We expect to get high internal consistency reliability when our measure is theoretically trait-like. For example, if we are measuring a construct such as "knowledge of research methods" with a 50-item test based on material in this textbook, we would think of this as a trait and would expect students who know a lot about research methods to do consistently well on most items and those who know very little to do consistently poorly on most items. If on the other hand, we were measuring dozens of different knowledge domains in a single test, we would expect much less agreement, with some people being knowledgeable on certain topics, while others are knowledgeable about different topics. In this latter case, we would expect low to moderate internal consistency reliability.

The most widely-used index of internal consistency reliability is called coefficient alpha. Please note that coefficient alpha has nothing to do with the alpha level of statistical tests, even though the names are similar. Unfortunately, as in many areas of research, independent development of concepts has led to a confusing array of names and procedures for internal consistency reliability. We will briefly review them here, BUT we would like to make it clear that coefficient alpha is the most appropriate and most general of the internal consistency coefficients and is the one that should be used. Many statistical analysis packages will compute coefficient alpha for you, although the version of SPSS for Windows that can be bundled with this text does not.

Two other terms that are often used to refer to internal consistency reliability are split-half reliability and KR-20. Splitting the test into two halves and correlating those halves will give us some sense of how intercorrelated the items of the test are. There are two problems with this approach. The first is that there are many different ways in which one could split a test, and most of the time, different splits of the test will produce different levels of correlation. The second is that when you correlate half the test with the other half of the test, you get a measure of the reliability of half of the test, not the reliability of the whole test. There is a statistical method for estimating what the reliability of the whole test is, but it requires additional computations. Coefficient alpha is equal to the mean of all possible split-half reliabilities, and it is much easier to compute than computing all possible split-half reliabilities.

KR-20 is short for Kudor-Richardson formula #20, which is the 20th formula in a classic paper by Kudor and Richardson detailing this method of quantifying internal consistency reliability.
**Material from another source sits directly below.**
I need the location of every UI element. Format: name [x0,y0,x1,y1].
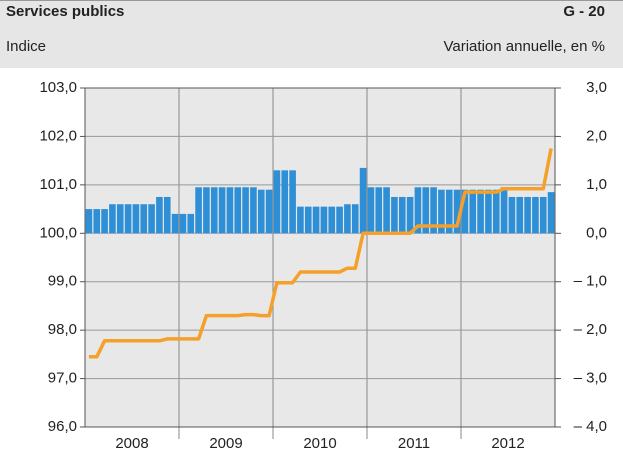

The term KR-20 is sometimes used interchangeably with coefficient alpha, although this is not accurate. Technically, KR-20 is a computational formula for internal consistency that can be used ONLY when all items are dichotomous (either entirely right or entirely wrong). Many measures are of this nature. In such a case, KR-20 and coefficient alpha will give exactly the same reliability. However, if some or all of the items can be partially correct, then KR-20 cannot be used.

KR-20 was developed long before computers were available for statistical analysis. It was designed to simplify computation so that one could compute an index of reliability in just a few hours. With modern computers and computer software, KR-20 has been rendered obsolete.